Capricórnio
Constelação do ZodíacoOlimpoMitologia grega · Pan & Amalteia · Metamorfose & Abundância
Pan & a Fuga de Tifão
A criação de Capricórnio está ligada a um dos episódios mais dramáticos da mitologia olímpica: a guerra contra Tifão — o monstro supremo, filho de Gaia e do Tártaro, cujas cem cabeças de serpente cuspiam chamas. Diante dele, até os deuses olímpicos fugiram.
Durante a debandada no Egito, Pan — deus dos pastores, das florestas e da natureza selvagem — mergulhou no Nilo para se metamorfosear e fugir. Em seu pânico, a transformação não foi uniforme: a metade inferior tornou-se peixe, mas a parte superior permaneceu a de uma cabra. Nascido dessa hibridez desajeitada, o Capricórnio — o bode-peixe — entrou na mitologia.
Zeus, divertido com essa criatura nascida do medo divino, colocou Capricórnio entre as estrelas como lembrança desse episódio extraordinário em que os próprios deuses conheceram o terror e a metamorfose desordenada.
Amalteia — A Ama de Zeus
Uma segunda tradição associa Capricórnio a Amalteia, a cabra divina que amamentou o jovem Zeus na caverna do Ida em Creta. Para proteger a criança de seu pai Crono — que devorava seus filhos — Reia o havia escondido ali, confiando-o aos cuidados de Amalteia.
Um dia, o jovem Zeus, brincando com a cabra, quebrou acidentalmente um de seus chifres. Confuso, encheu-o de flores e frutos e prometeu a Amalteia que ele derramaria abundantemente tudo o que ela precisasse. Esse chifre tornou-se a Cornucópia — o Chifre da Abundância — um dos símbolos mais universais da prosperidade e da generosidade.
Em agradecimento a essa ama divina, Zeus a colocou entre as estrelas. Os dois mitos convergem: o bode-peixe de Pan e a cabra ama de Amalteia têm ambos um chifre partido, ambos serviram aos deuses num momento crucial, ambos merecem seu lugar celeste.
O Portal de Capricórnio
A constelação de Capricórnio, discreta e triangular, é uma das mais antigas do zodíaco babilônico. Assim como Câncer marca o portal pelo qual as almas entram em corpos mortais, Capricórnio marca o Portal de Capricórnio — aquele pelo qual as almas ascendem de volta aos deuses após a morte, reunindo-se ao divino de onde vieram.
Esse simbolismo de passagem e elevação é reforçado pelo solstício de inverno: quando o Sol entra em Capricórnio em dezembro, os dias começam a se alongar. É o ponto mais baixo do ano, a partir do qual a luz renasce — exatamente como uma alma que, depois de tocar o fundo das trevas, se eleva em direção à luz divina.

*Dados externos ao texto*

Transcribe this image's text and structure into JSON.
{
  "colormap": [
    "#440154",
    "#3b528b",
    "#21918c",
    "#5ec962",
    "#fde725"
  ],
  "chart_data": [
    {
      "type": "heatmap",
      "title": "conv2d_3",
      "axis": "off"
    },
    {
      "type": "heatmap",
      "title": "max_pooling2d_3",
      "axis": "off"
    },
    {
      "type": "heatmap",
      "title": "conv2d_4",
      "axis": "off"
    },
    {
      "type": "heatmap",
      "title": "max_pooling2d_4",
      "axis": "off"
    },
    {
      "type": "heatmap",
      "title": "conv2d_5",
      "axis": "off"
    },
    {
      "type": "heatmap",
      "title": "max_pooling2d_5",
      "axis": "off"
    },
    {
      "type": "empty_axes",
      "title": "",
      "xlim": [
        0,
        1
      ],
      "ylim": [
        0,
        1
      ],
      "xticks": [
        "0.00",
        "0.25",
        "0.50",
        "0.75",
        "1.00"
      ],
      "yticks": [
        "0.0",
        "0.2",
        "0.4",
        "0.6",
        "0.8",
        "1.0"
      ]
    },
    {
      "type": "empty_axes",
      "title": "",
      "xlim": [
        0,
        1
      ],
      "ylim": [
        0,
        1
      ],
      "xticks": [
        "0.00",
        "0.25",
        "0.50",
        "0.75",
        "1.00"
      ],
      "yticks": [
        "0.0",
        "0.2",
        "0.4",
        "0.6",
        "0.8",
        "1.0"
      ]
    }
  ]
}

A estrela principal, Algedi (delta Capricorni), é na verdade uma estrela dupla visível a olho nu. Dabih, a segunda estrela brilhante, também é múltipla — sistemas complexos que os Antigos percebiam como uma única luz, símbolo da dualidade oculta no aparente.
Em Saint Seiya
Cavaleiro de Ouro de CapricórnioShura de Capricórnio é o cavaleiro cuja técnica — Excalibur — transforma seus braços em lâminas cortantes capazes de cortar qualquer matéria. Essa imagem da lâmina absoluta encontra eco na mitologia: foi um chifre partido que deu origem à Cornucópia. O Capricórnio mitológico é o que se sacrifica — seu chifre quebrado torna-se um dom universal.
O Excalibur de Shura é precisamente esse atributo divino que transcende as armas comuns: como o chifre de Amalteia que derramava sem fim tudo o que era necessário, a técnica de Shura é uma lâmina que nunca embota, infinitamente afiada. Não é uma espada material — é cosmo cristalizado, uma arma divina batizada com o nome da lendária espada arturiana para sublinhar seu caráter absoluto.
O simbolismo do Portal de Capricórnio — passagem para a divindade — também aparece no fato de que Shura guarda a décima Casa, penúltimo passo antes do santuário de Atena. É o limiar máximo antes da ascensão ao divino, o último obstáculo cortante que separa os mortais do sagrado.